All that to say that I, like – I think – Caro, don’t really get, when all is said and done, what all the fuss over foie gras was about. It was a distraction, a side issue, and a waste of resources – energy, time, and money.
Here is what it accomplished:
- Animals rights activists can claim a small victory. They may have momentum towards bigger things, but I doubt it, because…
- Regular ol’ meat-eating folks – your friends buying Tyson chicken at the supermarket and McDonald’s hamburgers – can feel like they did real good by those poor tortured animals. They can go on buying their battery cage-produced eggs with a clear conscience because hey, when the issue of animal torture was put to a vote, they did the right thing and said “no” to duck torture. Which, I repeat, produced a product none of them were going to eat anyway.
Yeah. Big win.
Oh and the other thing it accomplished: California’s only producer, Sonoma Foie Gras – one of the two sizeable producers in the entire United States (the other is Hudson Valley Foie Gras in New York) – was put out of business. He basically ran a family farm, and was an immigrant from El Salvador. Now I’m not going to argue that his business was worth suffering on the part of others, obviously (old slavery argument). But what I will point out is that people are still eating foie gras in every other state. And where are they getting it? If not from Hudson Valley, then from Canada and France, where the standards for animal welfare are far lower than in the US.

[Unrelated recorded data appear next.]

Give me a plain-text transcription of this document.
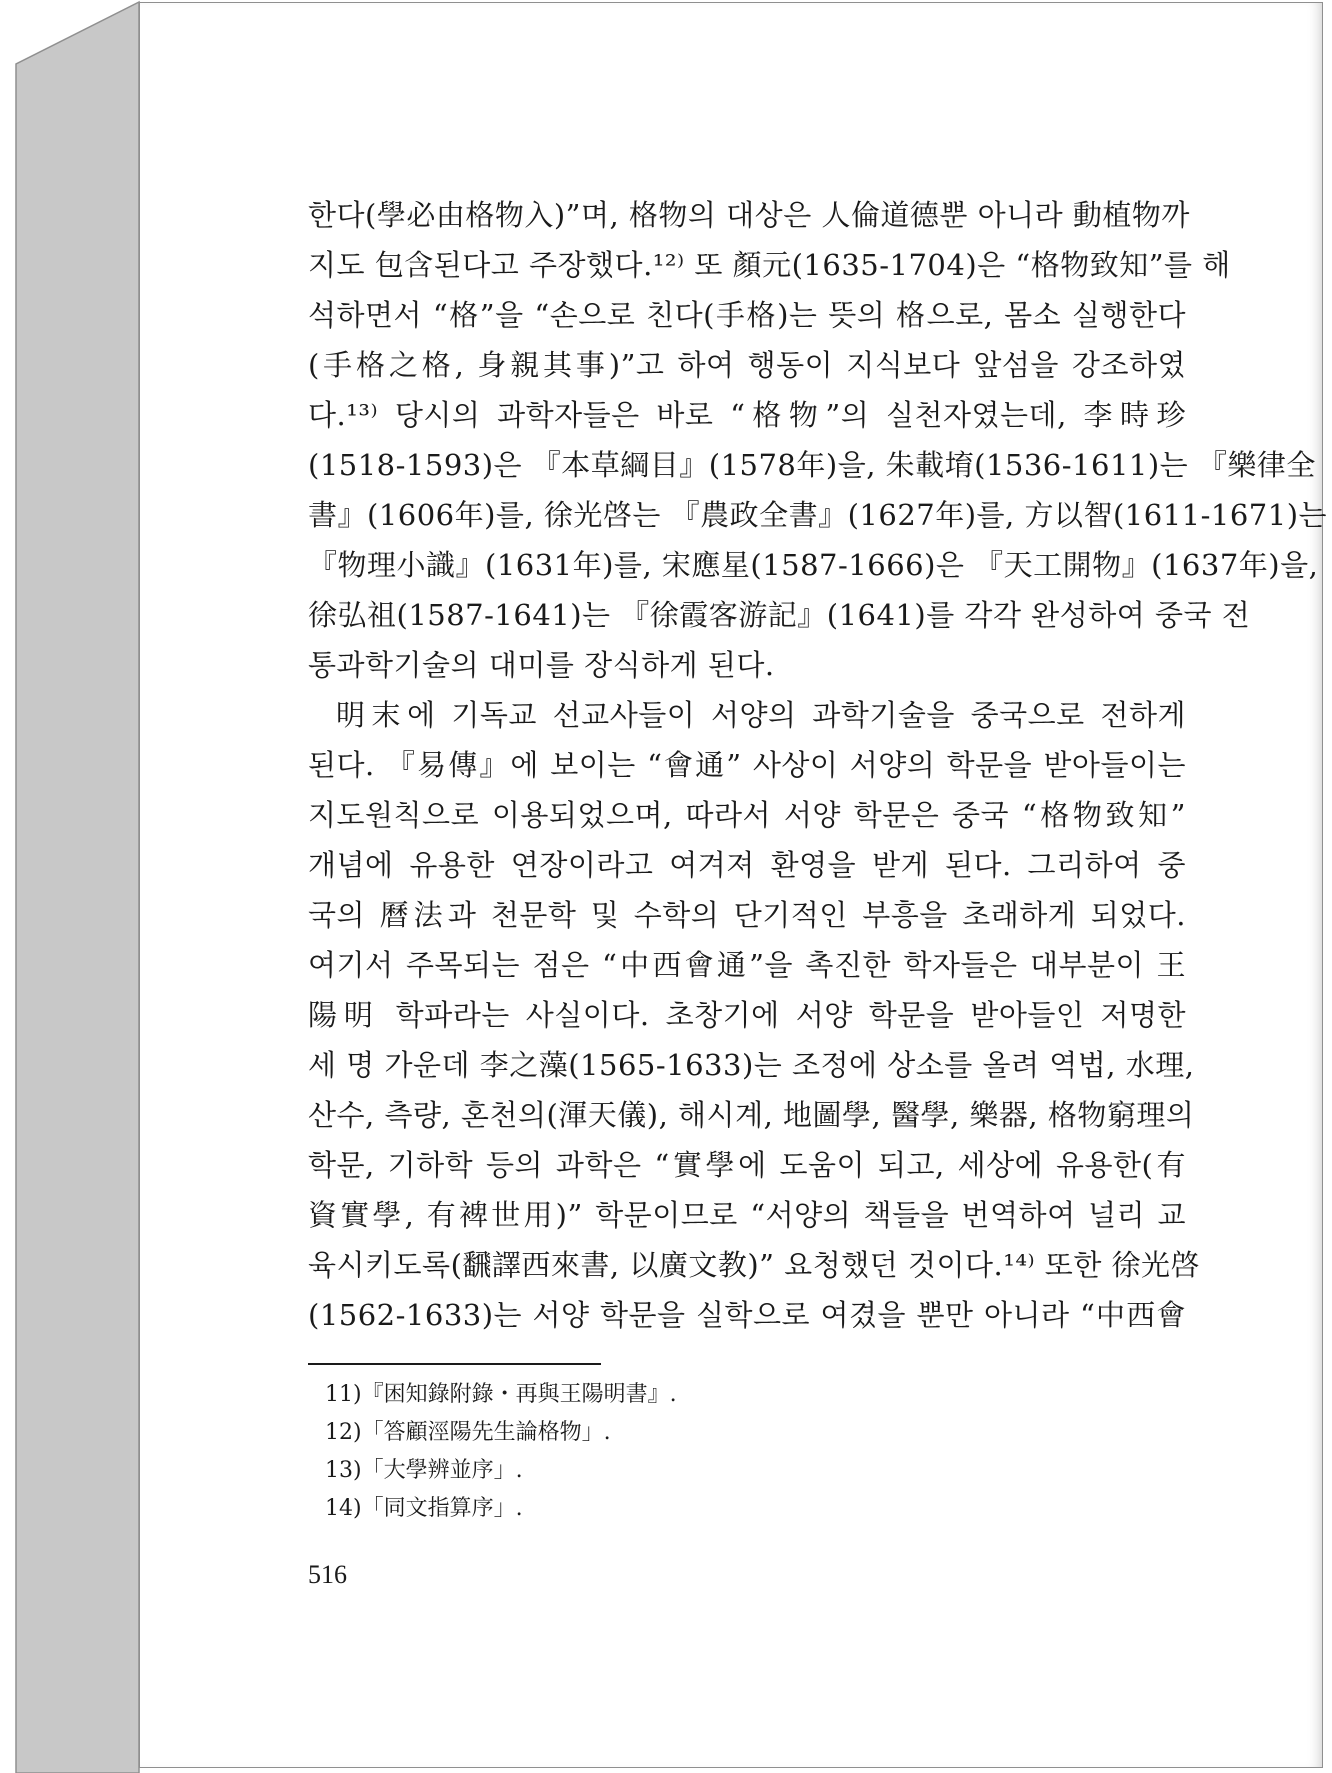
한다(學必由格物入)”며, 格物의 대상은 人倫道德뿐 아니라 動植物까
지도 包含된다고 주장했다.¹²⁾ 또 顏元(1635-1704)은 “格物致知”를 해
석하면서 “格”을 “손으로 친다(手格)는 뜻의 格으로, 몸소 실행한다
(手格之格, 身親其事)”고 하여 행동이 지식보다 앞섬을 강조하였
다.¹³⁾ 당시의 과학자들은 바로 “格物”의 실천자였는데, 李時珍
(1518-1593)은 『本草綱目』(1578年)을, 朱載堉(1536-1611)는 『樂律全
書』(1606年)를, 徐光啓는 『農政全書』(1627年)를, 方以智(1611-1671)는
『物理小識』(1631年)를, 宋應星(1587-1666)은 『天工開物』(1637年)을,
徐弘祖(1587-1641)는 『徐霞客游記』(1641)를 각각 완성하여 중국 전
통과학기술의 대미를 장식하게 된다.
明末에 기독교 선교사들이 서양의 과학기술을 중국으로 전하게
된다. 『易傳』에 보이는 “會通” 사상이 서양의 학문을 받아들이는
지도원칙으로 이용되었으며, 따라서 서양 학문은 중국 “格物致知”
개념에 유용한 연장이라고 여겨져 환영을 받게 된다. 그리하여 중
국의 曆法과 천문학 및 수학의 단기적인 부흥을 초래하게 되었다.
여기서 주목되는 점은 “中西會通”을 촉진한 학자들은 대부분이 王
陽明 학파라는 사실이다. 초창기에 서양 학문을 받아들인 저명한
세 명 가운데 李之藻(1565-1633)는 조정에 상소를 올려 역법, 水理,
산수, 측량, 혼천의(渾天儀), 해시계, 地圖學, 醫學, 樂器, 格物窮理의
학문, 기하학 등의 과학은 “實學에 도움이 되고, 세상에 유용한(有
資實學, 有裨世用)” 학문이므로 “서양의 책들을 번역하여 널리 교
육시키도록(飜譯西來書, 以廣文教)” 요청했던 것이다.¹⁴⁾ 또한 徐光啓
(1562-1633)는 서양 학문을 실학으로 여겼을 뿐만 아니라 “中西會
11)『困知錄附錄・再與王陽明書』.
12)「答顧涇陽先生論格物」.
13)「大學辨並序」.
14)「同文指算序」.
516
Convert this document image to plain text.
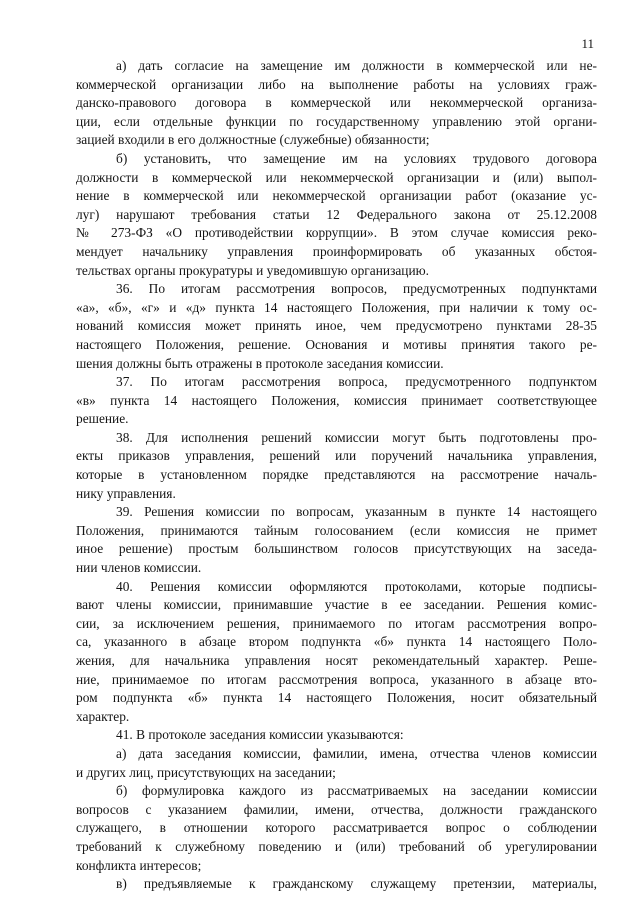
11
а) дать согласие на замещение им должности в коммерческой или не-
коммерческой организации либо на выполнение работы на условиях граж-
данско-правового договора в коммерческой или некоммерческой организа-
ции, если отдельные функции по государственному управлению этой органи-
зацией входили в его должностные (служебные) обязанности;
б) установить, что замещение им на условиях трудового договора
должности в коммерческой или некоммерческой организации и (или) выпол-
нение в коммерческой или некоммерческой организации работ (оказание ус-
луг) нарушают требования статьи 12 Федерального закона от 25.12.2008
№ 273-ФЗ «О противодействии коррупции». В этом случае комиссия реко-
мендует начальнику управления проинформировать об указанных обстоя-
тельствах органы прокуратуры и уведомившую организацию.
36. По итогам рассмотрения вопросов, предусмотренных подпунктами
«а», «б», «г» и «д» пункта 14 настоящего Положения, при наличии к тому ос-
нований комиссия может принять иное, чем предусмотрено пунктами 28-35
настоящего Положения, решение. Основания и мотивы принятия такого ре-
шения должны быть отражены в протоколе заседания комиссии.
37. По итогам рассмотрения вопроса, предусмотренного подпунктом
«в» пункта 14 настоящего Положения, комиссия принимает соответствующее
решение.
38. Для исполнения решений комиссии могут быть подготовлены про-
екты приказов управления, решений или поручений начальника управления,
которые в установленном порядке представляются на рассмотрение началь-
нику управления.
39. Решения комиссии по вопросам, указанным в пункте 14 настоящего
Положения, принимаются тайным голосованием (если комиссия не примет
иное решение) простым большинством голосов присутствующих на заседа-
нии членов комиссии.
40. Решения комиссии оформляются протоколами, которые подписы-
вают члены комиссии, принимавшие участие в ее заседании. Решения комис-
сии, за исключением решения, принимаемого по итогам рассмотрения вопро-
са, указанного в абзаце втором подпункта «б» пункта 14 настоящего Поло-
жения, для начальника управления носят рекомендательный характер. Реше-
ние, принимаемое по итогам рассмотрения вопроса, указанного в абзаце вто-
ром подпункта «б» пункта 14 настоящего Положения, носит обязательный
характер.
41. В протоколе заседания комиссии указываются:
а) дата заседания комиссии, фамилии, имена, отчества членов комиссии
и других лиц, присутствующих на заседании;
б) формулировка каждого из рассматриваемых на заседании комиссии
вопросов с указанием фамилии, имени, отчества, должности гражданского
служащего, в отношении которого рассматривается вопрос о соблюдении
требований к служебному поведению и (или) требований об урегулировании
конфликта интересов;
в) предъявляемые к гражданскому служащему претензии, материалы,
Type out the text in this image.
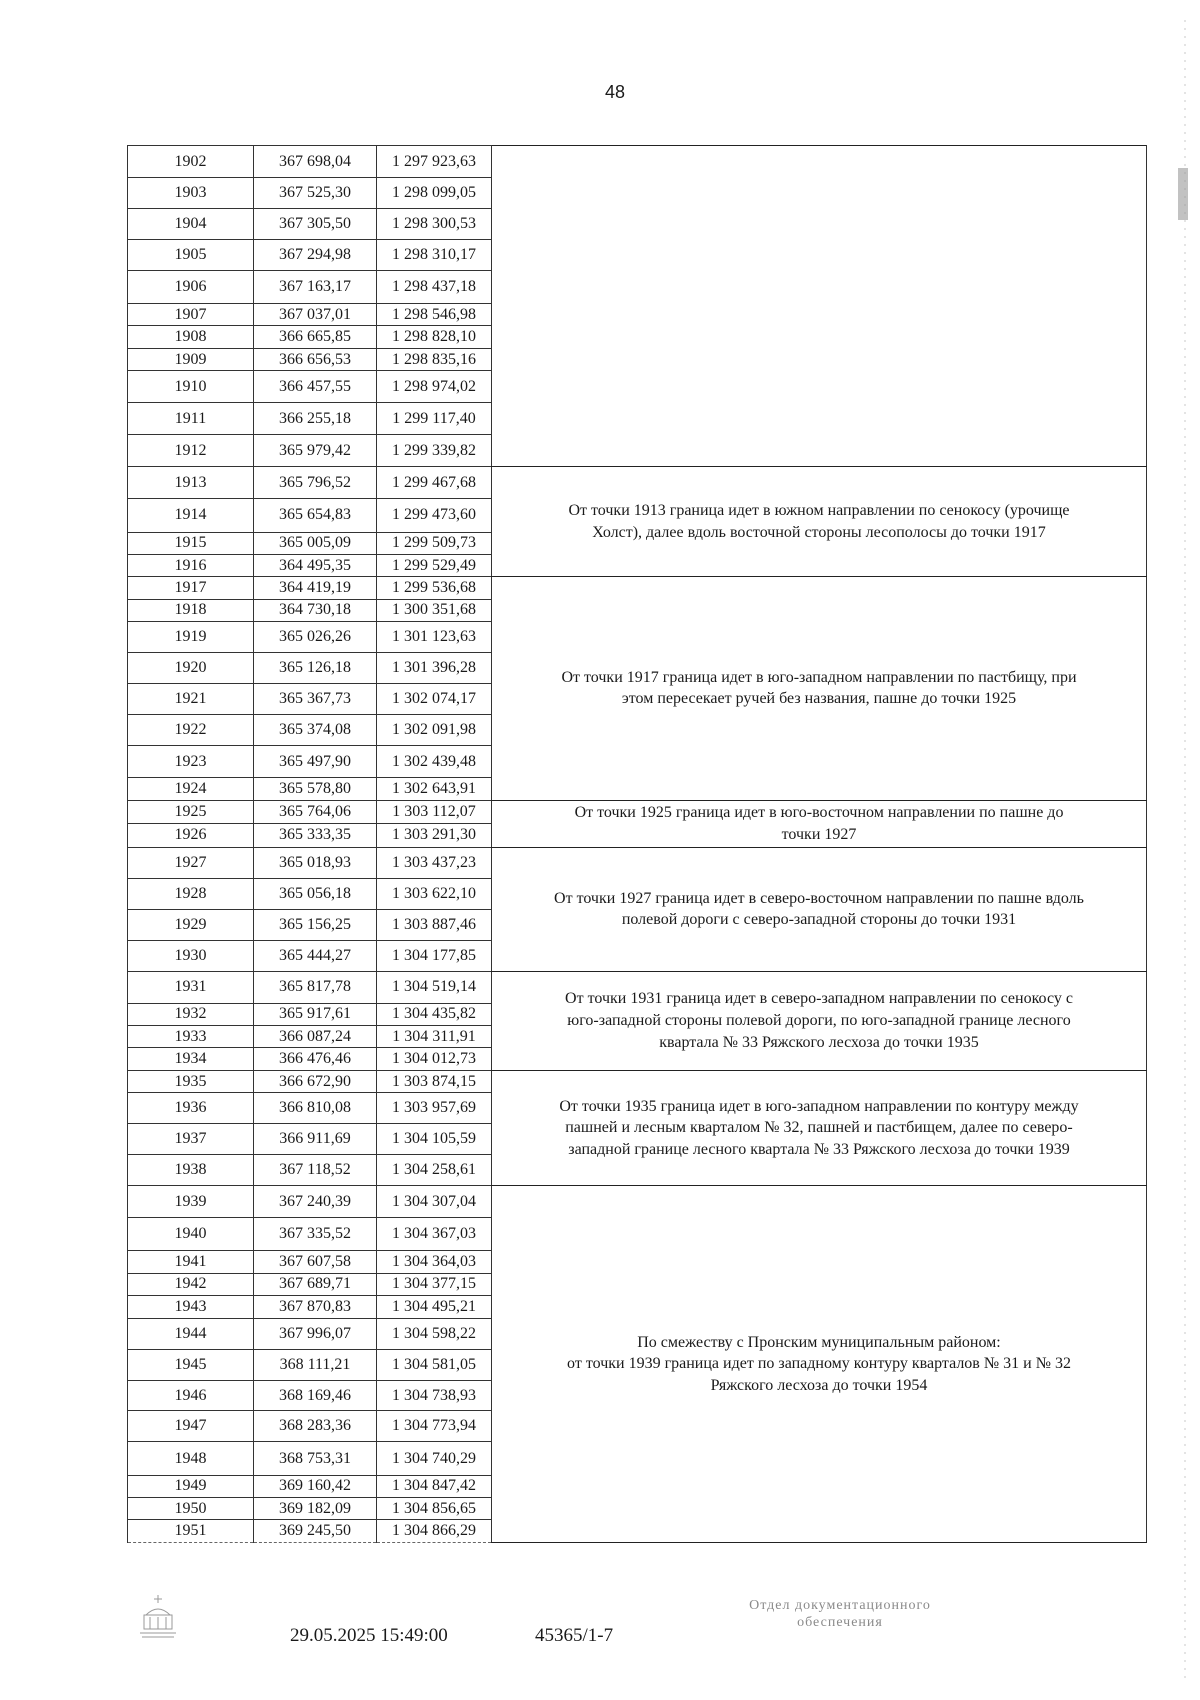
48
1902	367 698,04	1 297 923,63	
1903	367 525,30	1 298 099,05	
1904	367 305,50	1 298 300,53	
1905	367 294,98	1 298 310,17	
1906	367 163,17	1 298 437,18	
1907	367 037,01	1 298 546,98	
1908	366 665,85	1 298 828,10	
1909	366 656,53	1 298 835,16	
1910	366 457,55	1 298 974,02	
1911	366 255,18	1 299 117,40	
1912	365 979,42	1 299 339,82	
1913	365 796,52	1 299 467,68	От точки 1913 граница идет в южном направлении по сенокосу (урочище
Холст), далее вдоль восточной стороны лесополосы до точки 1917

1914	365 654,83	1 299 473,60	
1915	365 005,09	1 299 509,73	
1916	364 495,35	1 299 529,49	
1917	364 419,19	1 299 536,68	От точки 1917 граница идет в юго-западном направлении по пастбищу, при
этом пересекает ручей без названия, пашне до точки 1925

1918	364 730,18	1 300 351,68	
1919	365 026,26	1 301 123,63	
1920	365 126,18	1 301 396,28	
1921	365 367,73	1 302 074,17	
1922	365 374,08	1 302 091,98	
1923	365 497,90	1 302 439,48	
1924	365 578,80	1 302 643,91	
1925	365 764,06	1 303 112,07	От точки 1925 граница идет в юго-восточном направлении по пашне до
точки 1927

1926	365 333,35	1 303 291,30	
1927	365 018,93	1 303 437,23	От точки 1927 граница идет в северо-восточном направлении по пашне вдоль
полевой дороги с северо-западной стороны до точки 1931

1928	365 056,18	1 303 622,10	
1929	365 156,25	1 303 887,46	
1930	365 444,27	1 304 177,85	
1931	365 817,78	1 304 519,14	От точки 1931 граница идет в северо-западном направлении по сенокосу с
юго-западной стороны полевой дороги, по юго-западной границе лесного
квартала № 33 Ряжского лесхоза до точки 1935

1932	365 917,61	1 304 435,82	
1933	366 087,24	1 304 311,91	
1934	366 476,46	1 304 012,73	
1935	366 672,90	1 303 874,15	От точки 1935 граница идет в юго-западном направлении по контуру между
пашней и лесным кварталом № 32, пашней и пастбищем, далее по северо-
западной границе лесного квартала № 33 Ряжского лесхоза до точки 1939

1936	366 810,08	1 303 957,69	
1937	366 911,69	1 304 105,59	
1938	367 118,52	1 304 258,61	
1939	367 240,39	1 304 307,04	По смежеству с Пронским муниципальным районом:
от точки 1939 граница идет по западному контуру кварталов № 31 и № 32
Ряжского лесхоза до точки 1954

1940	367 335,52	1 304 367,03	
1941	367 607,58	1 304 364,03	
1942	367 689,71	1 304 377,15	
1943	367 870,83	1 304 495,21	
1944	367 996,07	1 304 598,22	
1945	368 111,21	1 304 581,05	
1946	368 169,46	1 304 738,93	
1947	368 283,36	1 304 773,94	
1948	368 753,31	1 304 740,29	
1949	369 160,42	1 304 847,42	
1950	369 182,09	1 304 856,65	
1951	369 245,50	1 304 866,29	
29.05.2025 15:49:00	45365/1-7
Отдел документационного
обеспечения
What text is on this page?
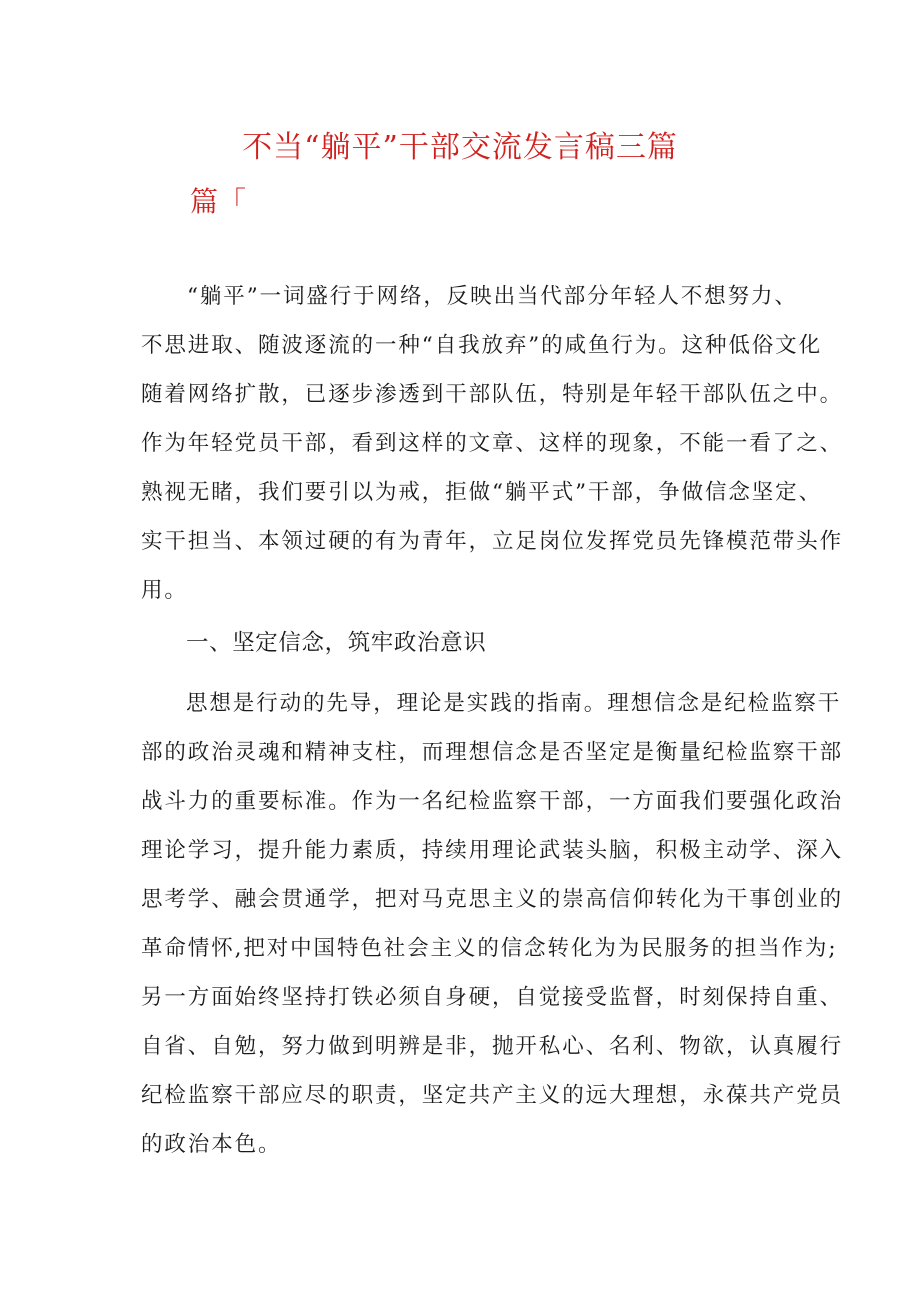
不当“躺平”干部交流发言稿三篇
篇「
“躺平”一词盛行于网络，反映出当代部分年轻人不想努力、
不思进取、随波逐流的一种“自我放弃”的咸鱼行为。这种低俗文化
随着网络扩散，已逐步渗透到干部队伍，特别是年轻干部队伍之中。
作为年轻党员干部，看到这样的文章、这样的现象，不能一看了之、
熟视无睹，我们要引以为戒，拒做“躺平式”干部，争做信念坚定、
实干担当、本领过硬的有为青年，立足岗位发挥党员先锋模范带头作
用。
一、坚定信念，筑牢政治意识
思想是行动的先导，理论是实践的指南。理想信念是纪检监察干
部的政治灵魂和精神支柱，而理想信念是否坚定是衡量纪检监察干部
战斗力的重要标准。作为一名纪检监察干部，一方面我们要强化政治
理论学习，提升能力素质，持续用理论武装头脑，积极主动学、深入
思考学、融会贯通学，把对马克思主义的崇高信仰转化为干事创业的
革命情怀,把对中国特色社会主义的信念转化为为民服务的担当作为;
另一方面始终坚持打铁必须自身硬，自觉接受监督，时刻保持自重、
自省、自勉，努力做到明辨是非，抛开私心、名利、物欲，认真履行
纪检监察干部应尽的职责，坚定共产主义的远大理想，永葆共产党员
的政治本色。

In other words, all this ban did was transfer the business out of our country, and hand it to people who treat the animals far, far worse. Bravo!
This was a really fascinating book. It was like foodie pulp fiction, with plenty of gore and sass, drama and betrayal. And oh yeah, some very titillating in-depth descriptions of foie dishes.
Which, thanks to the events chronicled, I shall not be consuming anytime soon.
*Editorial note: That was an honest brain fart changing “Caro” to “Cato”…but I loved how it shows my knowledge of historical writers, so it stayed in.